Neural ODE with unkown time steps

Hey! , I am trying to model 3D points in space using a Neural ODE, those points form a trajectory since they originated from the same particle and are ‘snapshots’ of it throughout time, I want to use a Neural ODE to model the dynamics but my data has only the X, Y ,Z , Px (for momentum on the X-axis) , Py and Pz , and I don’t have any data related to time, I thought of using the distance in 3D space as a replacement for time but the trajectories are curved (and since In the end , the model will be used to classify points to different trajectories so time isn’t that important in the inference phase),
what can I do in this case?
thanks for you time and help!

I’m not sure I quite understand your problem. Illustrate it with an example?

Oh hi Chris! , thanks for your effort towards the community, I learnet diffeq.jl from your tutorial :slight_smile: ,so here is the thing, I have data on particle collisions, the data is the position of the particles throughout the detectors, each position of the same particle is a “hit”, so as they move in the detector from the collision point to the outside, the positions are documented (x y z ) but the timestamps of when each hit happened are not documented, so i have points in space only, that they form a trajectory of the movement of that particle, my question is, how can i model this using a neural ODE if i don’t have the exact time stamps (time step) for the loss function to work since it compares each point in space from the real data to its corresponding from the neural net (at that timestamp).
Note that i have momentum values too along with the coordinates(xyz).
P.S.i usually dont share screenshots but we are discussing theory not code.

Do you know if these values are meant to be sequential, i.e. is id 2 in time after id 1 and you just don’t know how long it took? Do you have an idea for the maximum time it could’ve taken?

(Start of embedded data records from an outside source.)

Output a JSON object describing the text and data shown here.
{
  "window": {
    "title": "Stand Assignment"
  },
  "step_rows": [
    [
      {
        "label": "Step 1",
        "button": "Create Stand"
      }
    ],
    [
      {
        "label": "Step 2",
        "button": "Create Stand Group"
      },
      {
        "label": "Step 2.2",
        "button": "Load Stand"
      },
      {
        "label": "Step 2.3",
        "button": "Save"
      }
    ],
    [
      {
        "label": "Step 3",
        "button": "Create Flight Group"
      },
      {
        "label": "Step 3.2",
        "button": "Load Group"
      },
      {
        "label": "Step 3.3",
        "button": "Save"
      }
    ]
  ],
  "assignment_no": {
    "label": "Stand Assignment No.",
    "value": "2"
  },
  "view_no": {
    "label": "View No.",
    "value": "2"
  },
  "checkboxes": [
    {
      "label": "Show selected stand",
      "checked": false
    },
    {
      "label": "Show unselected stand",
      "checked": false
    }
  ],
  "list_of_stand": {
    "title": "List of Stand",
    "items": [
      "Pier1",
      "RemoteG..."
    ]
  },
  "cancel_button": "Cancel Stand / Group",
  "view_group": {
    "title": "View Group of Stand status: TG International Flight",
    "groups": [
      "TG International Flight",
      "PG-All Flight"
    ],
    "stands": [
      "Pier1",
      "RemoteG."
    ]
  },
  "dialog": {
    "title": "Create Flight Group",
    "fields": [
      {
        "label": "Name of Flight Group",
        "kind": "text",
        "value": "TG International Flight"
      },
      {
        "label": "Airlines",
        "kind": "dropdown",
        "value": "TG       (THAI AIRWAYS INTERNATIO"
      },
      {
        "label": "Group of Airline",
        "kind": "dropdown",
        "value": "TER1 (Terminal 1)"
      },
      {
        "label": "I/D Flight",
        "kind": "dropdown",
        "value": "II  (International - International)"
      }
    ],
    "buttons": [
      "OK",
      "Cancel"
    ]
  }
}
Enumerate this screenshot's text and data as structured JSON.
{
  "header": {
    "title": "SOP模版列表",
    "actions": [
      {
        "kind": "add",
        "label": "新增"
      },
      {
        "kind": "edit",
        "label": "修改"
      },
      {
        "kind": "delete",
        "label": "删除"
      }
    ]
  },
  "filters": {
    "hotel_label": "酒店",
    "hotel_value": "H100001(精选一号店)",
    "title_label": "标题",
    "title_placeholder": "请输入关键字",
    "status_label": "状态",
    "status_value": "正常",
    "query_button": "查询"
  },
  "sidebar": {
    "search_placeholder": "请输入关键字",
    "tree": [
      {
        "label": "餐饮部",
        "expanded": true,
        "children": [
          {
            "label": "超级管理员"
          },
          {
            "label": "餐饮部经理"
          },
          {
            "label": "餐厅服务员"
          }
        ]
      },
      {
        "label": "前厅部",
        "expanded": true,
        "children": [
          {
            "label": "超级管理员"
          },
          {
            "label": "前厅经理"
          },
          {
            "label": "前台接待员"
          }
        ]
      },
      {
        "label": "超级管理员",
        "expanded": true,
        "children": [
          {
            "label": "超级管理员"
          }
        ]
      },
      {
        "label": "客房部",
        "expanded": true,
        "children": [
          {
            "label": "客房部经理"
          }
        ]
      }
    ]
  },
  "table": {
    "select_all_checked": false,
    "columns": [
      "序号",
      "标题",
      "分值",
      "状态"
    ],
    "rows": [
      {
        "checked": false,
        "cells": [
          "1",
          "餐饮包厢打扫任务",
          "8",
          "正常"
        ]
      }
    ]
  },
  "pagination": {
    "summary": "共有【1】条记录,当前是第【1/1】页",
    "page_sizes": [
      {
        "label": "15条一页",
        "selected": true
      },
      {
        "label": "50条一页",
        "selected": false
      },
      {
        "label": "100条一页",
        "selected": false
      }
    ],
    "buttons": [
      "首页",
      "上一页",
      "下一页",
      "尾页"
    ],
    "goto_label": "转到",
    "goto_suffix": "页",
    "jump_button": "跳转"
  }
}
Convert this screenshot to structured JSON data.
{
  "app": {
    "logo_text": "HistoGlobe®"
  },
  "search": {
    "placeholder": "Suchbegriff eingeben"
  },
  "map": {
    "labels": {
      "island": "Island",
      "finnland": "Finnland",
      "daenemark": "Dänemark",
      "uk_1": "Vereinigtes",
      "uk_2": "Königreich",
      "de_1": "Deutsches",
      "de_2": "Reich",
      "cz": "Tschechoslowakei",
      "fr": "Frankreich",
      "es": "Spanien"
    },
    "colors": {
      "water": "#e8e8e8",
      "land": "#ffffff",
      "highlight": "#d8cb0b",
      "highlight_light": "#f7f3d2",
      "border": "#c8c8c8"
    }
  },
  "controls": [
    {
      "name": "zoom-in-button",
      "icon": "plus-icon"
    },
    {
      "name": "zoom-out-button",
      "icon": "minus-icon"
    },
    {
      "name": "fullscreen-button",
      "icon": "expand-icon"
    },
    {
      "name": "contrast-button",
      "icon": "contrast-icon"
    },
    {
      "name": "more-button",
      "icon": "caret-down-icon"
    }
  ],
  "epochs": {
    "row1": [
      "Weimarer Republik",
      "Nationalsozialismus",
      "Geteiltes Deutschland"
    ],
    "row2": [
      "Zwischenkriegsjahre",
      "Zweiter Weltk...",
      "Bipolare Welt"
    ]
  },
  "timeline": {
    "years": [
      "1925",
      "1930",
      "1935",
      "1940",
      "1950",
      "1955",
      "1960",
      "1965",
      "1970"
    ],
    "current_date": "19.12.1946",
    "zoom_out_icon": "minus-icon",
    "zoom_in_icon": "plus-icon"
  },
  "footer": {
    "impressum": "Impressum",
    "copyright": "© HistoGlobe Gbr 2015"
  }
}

Yes, they are sequential and i know exactly what hits belong to what trajectory , each trajectory has a max of 21hits , average ~10 , and min 3/4 hits, i do have all the info about what hit to what track ,hence ,to which particle it belongs , while i do not have the time span or the maximum time

You can do a form of data shooting:

For each subiteration, sample a random data point. Solve it over (0,tmax), where tmax is the maximum time to the next point. Now calculate the closest point along this trajectory to the next data point. Take that as the time point for the observation and calculate the loss against that data point. Repeat that between a bunch of data point. This is parallelizable and should have robust properties with respect to local minima.